Not Just an Icon –
She’s a Lady
"She’s bigger than a single individual—she’s the trademark of filmmaking quality."
1924 - 1927
In one incarnation or another, the Columbia Lady has preceded Columbia Pictures films since the studio began making movies in 1924. But who is she? Every few years there’s another story about who inspired the signature icon of Columbia Pictures.
1928 - 1935
People magazine claimed that it knows, Bette Davis’ autobiography speculates about the source, and an actress claimed in a Midwestern newspaper that she’s the real Lady. Could one of them be right? Just who is the Columbia Lady?
1936 - 1937
There’s really only one place to find the answer, from Jared Jussim, former EVP, Intellectual Property Department and Deputy General Counsel of Sony Pictures. During his tenure at Sony Pictures, it was his job to protect her image from being sullied at home and abroad.

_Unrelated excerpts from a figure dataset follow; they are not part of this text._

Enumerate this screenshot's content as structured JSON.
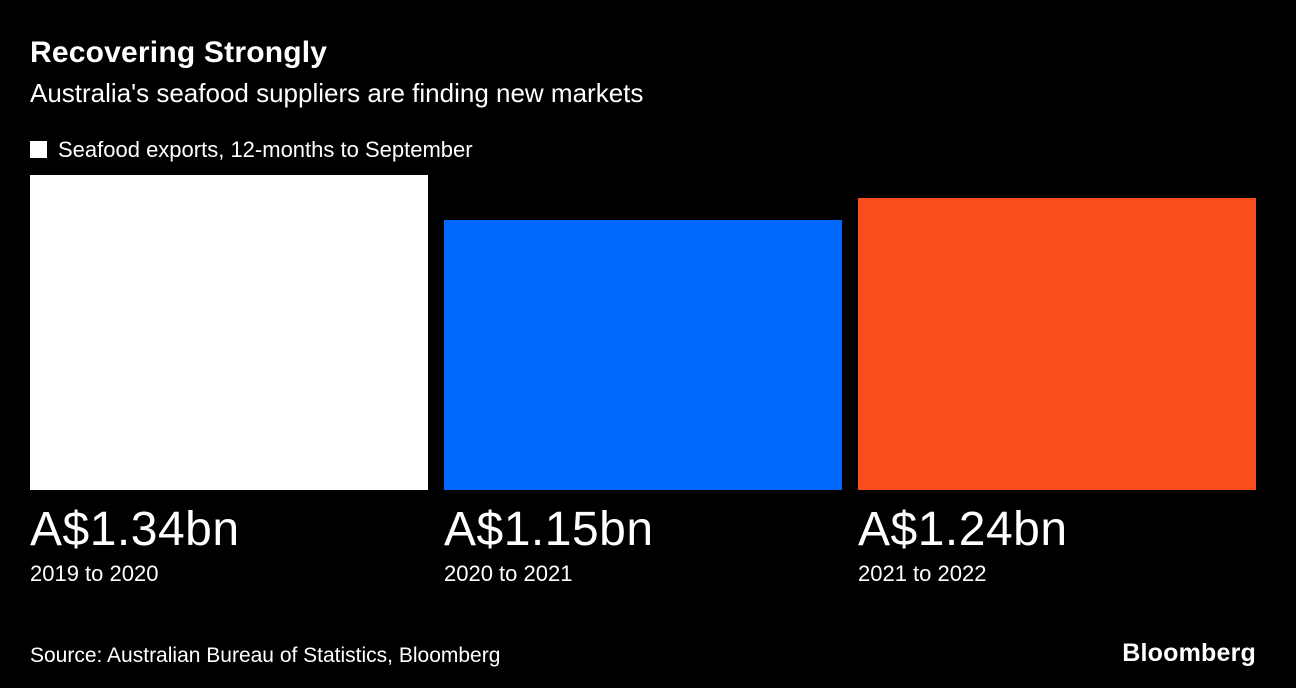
{
  "chart_data": {
    "type": "bar",
    "title": "Recovering Strongly",
    "subtitle": "Australia's seafood suppliers are finding new markets",
    "legend": "Seafood exports, 12-months to September",
    "categories": [
      "2019 to 2020",
      "2020 to 2021",
      "2021 to 2022"
    ],
    "values": [
      1.34,
      1.15,
      1.24
    ],
    "value_labels": [
      "A$1.34bn",
      "A$1.15bn",
      "A$1.24bn"
    ],
    "unit": "A$ billions",
    "bar_colors": [
      "#ffffff",
      "#0068ff",
      "#fa4d1e"
    ],
    "ylim": [
      0,
      1.34
    ],
    "grid": false,
    "legend_position": "top-left"
  },
  "footer": {
    "source": "Source: Australian Bureau of Statistics, Bloomberg",
    "brand": "Bloomberg"
  },
  "colors": {
    "background": "#000000",
    "text": "#ffffff"
  }
}
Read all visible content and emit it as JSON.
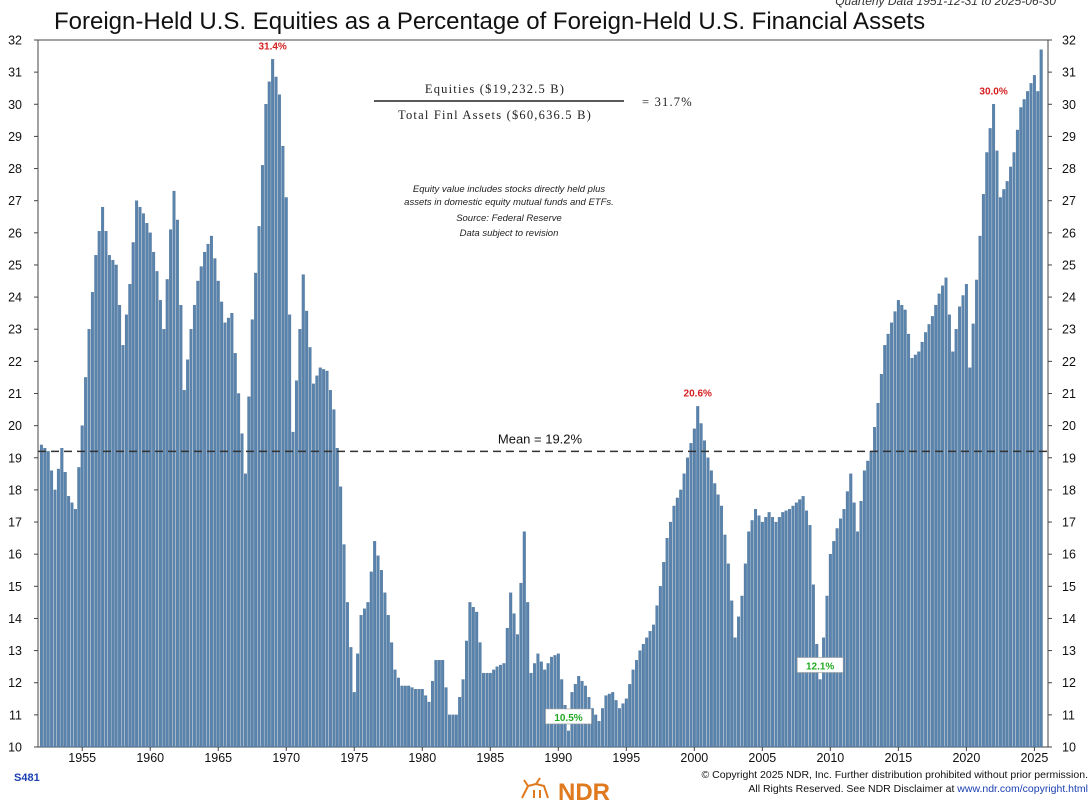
{
  "header": {
    "title": "Foreign-Held U.S. Equities as a Percentage of Foreign-Held U.S. Financial Assets",
    "subtitle": "Quarterly Data 1951-12-31 to 2025-06-30"
  },
  "formula": {
    "numerator": "Equities ($19,232.5 B)",
    "denominator": "Total Finl Assets ($60,636.5 B)",
    "result": "= 31.7%"
  },
  "note": {
    "lines": [
      "Equity value includes stocks directly held plus",
      "assets in domestic equity mutual funds and ETFs.",
      "Source: Federal Reserve",
      "Data subject to revision"
    ]
  },
  "footer": {
    "code": "S481",
    "copyright_line1": "© Copyright 2025 NDR, Inc. Further distribution prohibited without prior permission.",
    "copyright_line2": "All Rights Reserved. See NDR Disclaimer at ",
    "copyright_link": "www.ndr.com/copyright.html",
    "logo_text": "NDR"
  },
  "colors": {
    "bar": "#5b84ad",
    "bar_edge": "#3f6890",
    "mean_line": "#333333",
    "high_label": "#d42020",
    "low_label": "#22aa22"
  },
  "chart_data": {
    "type": "bar",
    "frequency": "quarterly",
    "start": "1951-12-31",
    "end": "2025-06-30",
    "ylim": [
      10,
      32
    ],
    "yticks": [
      10,
      11,
      12,
      13,
      14,
      15,
      16,
      17,
      18,
      19,
      20,
      21,
      22,
      23,
      24,
      25,
      26,
      27,
      28,
      29,
      30,
      31,
      32
    ],
    "xticks": [
      "1955",
      "1960",
      "1965",
      "1970",
      "1975",
      "1980",
      "1985",
      "1990",
      "1995",
      "2000",
      "2005",
      "2010",
      "2015",
      "2020",
      "2025"
    ],
    "mean": 19.2,
    "mean_label": "Mean = 19.2%",
    "annotations": [
      {
        "x": "1968-12-31",
        "y": 31.4,
        "text": "31.4%",
        "kind": "high"
      },
      {
        "x": "2000-03-31",
        "y": 20.6,
        "text": "20.6%",
        "kind": "high"
      },
      {
        "x": "2021-12-31",
        "y": 30.0,
        "text": "30.0%",
        "kind": "high"
      },
      {
        "x": "1990-09-30",
        "y": 10.5,
        "text": "10.5%",
        "kind": "low"
      },
      {
        "x": "2009-03-31",
        "y": 12.1,
        "text": "12.1%",
        "kind": "low"
      }
    ],
    "anchors": [
      [
        "1951-12-31",
        19.4
      ],
      [
        "1952-06-30",
        19.2
      ],
      [
        "1952-12-31",
        18.0
      ],
      [
        "1953-06-30",
        19.3
      ],
      [
        "1953-12-31",
        17.8
      ],
      [
        "1954-06-30",
        17.4
      ],
      [
        "1954-12-31",
        20.0
      ],
      [
        "1955-06-30",
        23.0
      ],
      [
        "1955-12-31",
        25.3
      ],
      [
        "1956-06-30",
        26.8
      ],
      [
        "1956-12-31",
        25.3
      ],
      [
        "1957-06-30",
        25.0
      ],
      [
        "1957-12-31",
        22.5
      ],
      [
        "1958-06-30",
        24.4
      ],
      [
        "1958-12-31",
        27.0
      ],
      [
        "1959-06-30",
        26.6
      ],
      [
        "1959-12-31",
        26.0
      ],
      [
        "1960-06-30",
        24.8
      ],
      [
        "1960-12-31",
        23.0
      ],
      [
        "1961-06-30",
        26.1
      ],
      [
        "1961-09-30",
        27.3
      ],
      [
        "1961-12-31",
        26.4
      ],
      [
        "1962-06-30",
        21.1
      ],
      [
        "1962-12-31",
        23.0
      ],
      [
        "1963-06-30",
        24.5
      ],
      [
        "1963-12-31",
        25.4
      ],
      [
        "1964-06-30",
        25.9
      ],
      [
        "1964-12-31",
        24.5
      ],
      [
        "1965-06-30",
        23.2
      ],
      [
        "1965-12-31",
        23.5
      ],
      [
        "1966-06-30",
        21.0
      ],
      [
        "1966-12-31",
        18.5
      ],
      [
        "1967-06-30",
        23.3
      ],
      [
        "1967-12-31",
        26.2
      ],
      [
        "1968-06-30",
        30.0
      ],
      [
        "1968-12-31",
        31.4
      ],
      [
        "1969-06-30",
        30.3
      ],
      [
        "1969-12-31",
        27.1
      ],
      [
        "1970-06-30",
        19.8
      ],
      [
        "1970-12-31",
        23.0
      ],
      [
        "1971-03-31",
        24.7
      ],
      [
        "1971-12-31",
        21.3
      ],
      [
        "1972-06-30",
        21.8
      ],
      [
        "1972-12-31",
        21.7
      ],
      [
        "1973-06-30",
        20.5
      ],
      [
        "1973-12-31",
        18.1
      ],
      [
        "1974-06-30",
        14.5
      ],
      [
        "1974-12-31",
        11.7
      ],
      [
        "1975-06-30",
        14.1
      ],
      [
        "1975-12-31",
        14.5
      ],
      [
        "1976-06-30",
        16.4
      ],
      [
        "1976-12-31",
        15.5
      ],
      [
        "1977-06-30",
        14.1
      ],
      [
        "1977-12-31",
        12.4
      ],
      [
        "1978-06-30",
        11.9
      ],
      [
        "1978-12-31",
        11.9
      ],
      [
        "1979-06-30",
        11.8
      ],
      [
        "1979-12-31",
        11.8
      ],
      [
        "1980-06-30",
        11.4
      ],
      [
        "1980-12-31",
        12.7
      ],
      [
        "1981-06-30",
        12.7
      ],
      [
        "1981-12-31",
        11.0
      ],
      [
        "1982-06-30",
        11.0
      ],
      [
        "1982-12-31",
        12.1
      ],
      [
        "1983-06-30",
        14.5
      ],
      [
        "1983-12-31",
        14.2
      ],
      [
        "1984-06-30",
        12.3
      ],
      [
        "1984-12-31",
        12.3
      ],
      [
        "1985-06-30",
        12.5
      ],
      [
        "1985-12-31",
        12.6
      ],
      [
        "1986-06-30",
        14.8
      ],
      [
        "1986-12-31",
        13.5
      ],
      [
        "1987-06-30",
        16.7
      ],
      [
        "1987-12-31",
        12.3
      ],
      [
        "1988-06-30",
        12.9
      ],
      [
        "1988-12-31",
        12.4
      ],
      [
        "1989-06-30",
        12.8
      ],
      [
        "1989-12-31",
        12.9
      ],
      [
        "1990-09-30",
        10.5
      ],
      [
        "1990-12-31",
        11.7
      ],
      [
        "1991-06-30",
        12.2
      ],
      [
        "1991-12-31",
        11.9
      ],
      [
        "1992-06-30",
        11.2
      ],
      [
        "1992-12-31",
        10.8
      ],
      [
        "1993-06-30",
        11.6
      ],
      [
        "1993-12-31",
        11.7
      ],
      [
        "1994-06-30",
        11.2
      ],
      [
        "1994-12-31",
        11.5
      ],
      [
        "1995-06-30",
        12.4
      ],
      [
        "1995-12-31",
        13.0
      ],
      [
        "1996-06-30",
        13.4
      ],
      [
        "1996-12-31",
        13.8
      ],
      [
        "1997-06-30",
        15.0
      ],
      [
        "1997-12-31",
        16.5
      ],
      [
        "1998-06-30",
        17.5
      ],
      [
        "1998-12-31",
        18.0
      ],
      [
        "1999-06-30",
        19.0
      ],
      [
        "1999-12-31",
        19.9
      ],
      [
        "2000-03-31",
        20.6
      ],
      [
        "2000-12-31",
        19.0
      ],
      [
        "2001-06-30",
        18.2
      ],
      [
        "2001-12-31",
        17.5
      ],
      [
        "2002-06-30",
        15.7
      ],
      [
        "2002-12-31",
        13.4
      ],
      [
        "2003-06-30",
        14.7
      ],
      [
        "2003-12-31",
        16.7
      ],
      [
        "2004-06-30",
        17.4
      ],
      [
        "2004-12-31",
        17.0
      ],
      [
        "2005-06-30",
        17.3
      ],
      [
        "2005-12-31",
        17.0
      ],
      [
        "2006-06-30",
        17.3
      ],
      [
        "2006-12-31",
        17.4
      ],
      [
        "2007-06-30",
        17.6
      ],
      [
        "2007-12-31",
        17.8
      ],
      [
        "2008-06-30",
        16.9
      ],
      [
        "2008-12-31",
        13.2
      ],
      [
        "2009-03-31",
        12.1
      ],
      [
        "2009-12-31",
        16.0
      ],
      [
        "2010-06-30",
        16.8
      ],
      [
        "2010-12-31",
        17.4
      ],
      [
        "2011-06-30",
        18.5
      ],
      [
        "2011-12-31",
        16.7
      ],
      [
        "2012-06-30",
        18.6
      ],
      [
        "2012-12-31",
        19.2
      ],
      [
        "2013-06-30",
        20.7
      ],
      [
        "2013-12-31",
        22.5
      ],
      [
        "2014-06-30",
        23.2
      ],
      [
        "2014-12-31",
        23.9
      ],
      [
        "2015-06-30",
        23.6
      ],
      [
        "2015-12-31",
        22.1
      ],
      [
        "2016-06-30",
        22.3
      ],
      [
        "2016-12-31",
        22.9
      ],
      [
        "2017-06-30",
        23.4
      ],
      [
        "2017-12-31",
        24.1
      ],
      [
        "2018-06-30",
        24.6
      ],
      [
        "2018-12-31",
        22.3
      ],
      [
        "2019-06-30",
        23.7
      ],
      [
        "2019-12-31",
        24.4
      ],
      [
        "2020-03-31",
        21.8
      ],
      [
        "2020-12-31",
        25.9
      ],
      [
        "2021-06-30",
        28.5
      ],
      [
        "2021-12-31",
        30.0
      ],
      [
        "2022-06-30",
        27.1
      ],
      [
        "2022-12-31",
        27.6
      ],
      [
        "2023-06-30",
        28.5
      ],
      [
        "2023-12-31",
        29.9
      ],
      [
        "2024-06-30",
        30.4
      ],
      [
        "2024-12-31",
        30.9
      ],
      [
        "2025-03-31",
        30.4
      ],
      [
        "2025-06-30",
        31.7
      ]
    ]
  }
}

Jussim immediately puts the rumors to rest. “She’s a composite,” he says, going on to explain that while the image retains the consistency necessary to sustain it as a trademark, her appearance has varied slightly through the years.
1982 - 1991
Jussim explained that while in the early days the Columbia Lady wore an American flag as a drape, the U.S. passed a law that made the wearing of the flag as clothing illegal. The Columbia Lady obliged and changed her shawl to blue.
1992 - Present
Going forward, her looks may change slightly with the times, but she’ll always be an icon. She’s bigger than a single individual – she’s the trademark of filmmaking quality.